Claire picked up the cup. The china was as thick as her finger. ‘I’d like it without sugar and without milk.’
‘Without milk? Daft.’ The waitress shrugged. ‘Is that the way you all drink it?’ Claire nodded. The waitress shook her head. ‘No wonder you’ve picked such arses for presidents. You drink your tea all wrong.’
‘Well, I have always wondered why we have fifty candidates for Miss America and only two for president,’ Claire said. Most of the men as well as the waitress laughed.
She looked at Claire. ‘You are from the States, then? You’re not a Canadian or an Aussie?’
‘No. I’m from New York.’
This started an entire flood of conversation. People’s brothers, children, mothers, or friends had been to New York and to Orlando. Burt, who had cleaned the plate beside hers, smiled at her with his store-bought teeth. ‘Me wife’s been to Orlando. Went with her sister. Do you like it?’
‘I’ve never been,’ Claire told him. ‘I live in New York.’
‘Haven’t been to Orlando? And you live right there?’ He shook his head. ‘How do you get to Disney World, then?’
‘I’ve never been,’ Claire repeated and decided that it was best not to add that she’d never wanted to go. But because Burt was eyeing her she smiled apologetically. ‘I don’t like Mickey.’
‘She doesn’t like Mickey Mouse!’ he said aloud.
‘I thought that was illegal in the States,’ a younger man with red whiskers commented. There was some laughter, which made Claire’s face flush.
‘It is,’ she said. ‘I did a term in prison, but escaped. That’s why I’m here. I’m wanted.’
This raised a lot of good-natured laughter. After that Claire kept her eye on her plate and was left alone, though a few men went on to chafe the ginger-haired man about something else she didn’t comprehend. While they were clearly working men, Claire was surprised to hear that none of them used profanity. No one called anyone else a ‘dumb mother-fucker’, the way Jerry and his pals would have at the drop of a bean. And there were no fart jokes, which beans would have automatically introduced in Jerry’s world back home. She wondered if the English knew ‘beans, beans, the musical fruit’, a favorite poem of Jerry’s.

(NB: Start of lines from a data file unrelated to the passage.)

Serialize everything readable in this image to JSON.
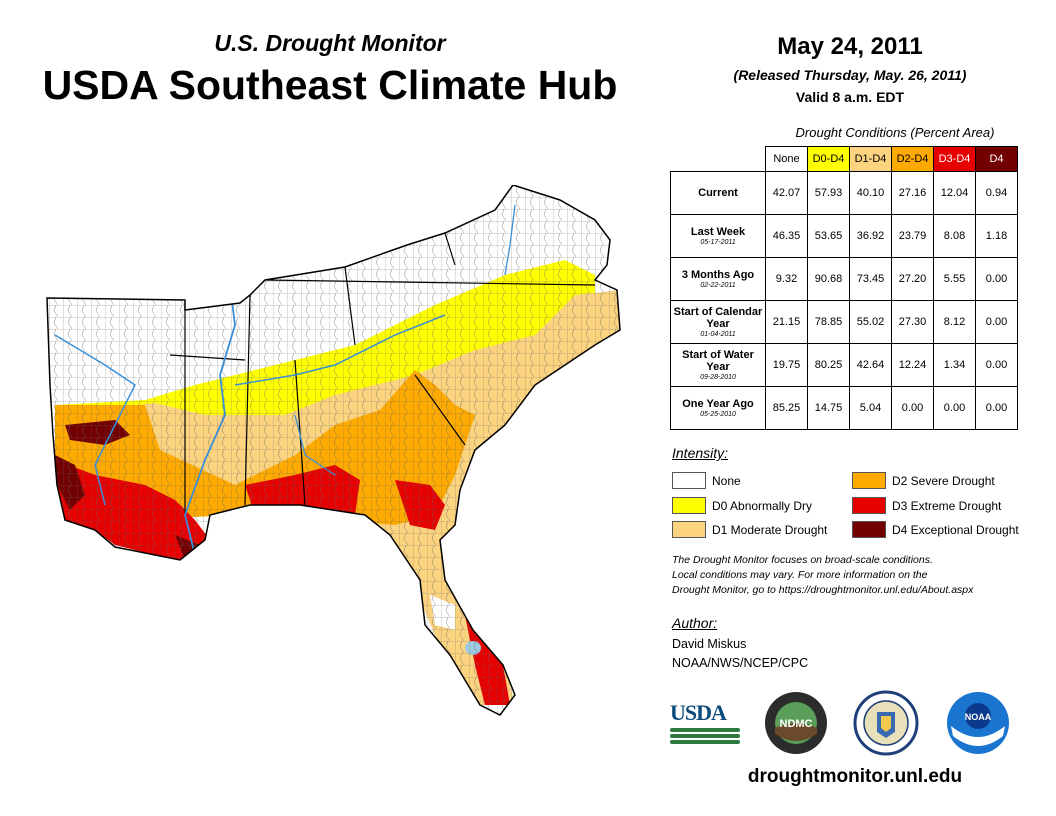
{
  "header": {
    "subtitle": "U.S. Drought Monitor",
    "title": "USDA Southeast Climate Hub",
    "date": "May 24, 2011",
    "released": "(Released Thursday, May. 26, 2011)",
    "valid": "Valid 8 a.m. EDT"
  },
  "table": {
    "title": "Drought Conditions (Percent Area)",
    "columns": [
      "None",
      "D0-D4",
      "D1-D4",
      "D2-D4",
      "D3-D4",
      "D4"
    ],
    "column_colors": [
      "#ffffff",
      "#ffff00",
      "#fcd37f",
      "#ffaa00",
      "#e60000",
      "#730000"
    ],
    "rows": [
      {
        "label": "Current",
        "date": "",
        "values": [
          "42.07",
          "57.93",
          "40.10",
          "27.16",
          "12.04",
          "0.94"
        ]
      },
      {
        "label": "Last Week",
        "date": "05-17-2011",
        "values": [
          "46.35",
          "53.65",
          "36.92",
          "23.79",
          "8.08",
          "1.18"
        ]
      },
      {
        "label": "3 Months Ago",
        "date": "02-22-2011",
        "values": [
          "9.32",
          "90.68",
          "73.45",
          "27.20",
          "5.55",
          "0.00"
        ]
      },
      {
        "label": "Start of Calendar Year",
        "date": "01-04-2011",
        "values": [
          "21.15",
          "78.85",
          "55.02",
          "27.30",
          "8.12",
          "0.00"
        ]
      },
      {
        "label": "Start of Water Year",
        "date": "09-28-2010",
        "values": [
          "19.75",
          "80.25",
          "42.64",
          "12.24",
          "1.34",
          "0.00"
        ]
      },
      {
        "label": "One Year Ago",
        "date": "05-25-2010",
        "values": [
          "85.25",
          "14.75",
          "5.04",
          "0.00",
          "0.00",
          "0.00"
        ]
      }
    ]
  },
  "legend": {
    "title": "Intensity:",
    "items": [
      {
        "label": "None",
        "color": "#ffffff"
      },
      {
        "label": "D0 Abnormally Dry",
        "color": "#ffff00"
      },
      {
        "label": "D1 Moderate Drought",
        "color": "#fcd37f"
      },
      {
        "label": "D2 Severe Drought",
        "color": "#ffaa00"
      },
      {
        "label": "D3 Extreme Drought",
        "color": "#e60000"
      },
      {
        "label": "D4 Exceptional Drought",
        "color": "#730000"
      }
    ]
  },
  "note": {
    "line1": "The Drought Monitor focuses on broad-scale conditions.",
    "line2": "Local conditions may vary. For more information on the",
    "line3": "Drought Monitor, go to https://droughtmonitor.unl.edu/About.aspx"
  },
  "author": {
    "title": "Author:",
    "name": "David Miskus",
    "org": "NOAA/NWS/NCEP/CPC"
  },
  "logos": {
    "usda": "USDA",
    "ndmc": "NDMC",
    "noaa": "NOAA"
  },
  "footer": {
    "website": "droughtmonitor.unl.edu"
  }
}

Claire finished as much of everything (but the musical beans) as she could. When the waitress came by asking if she wanted yet another cup she shook her head and was presented with a tiny piece of paper with some numbers scribbled on it. Her meal was surprisingly cheap. Less than five dollars, as close as Claire could figure it. She put down some money, including a big tip, and when the waitress came back to collect it Claire screwed up her courage and asked if the woman ‘might know about an inexpensive guest house or hotel nearby’.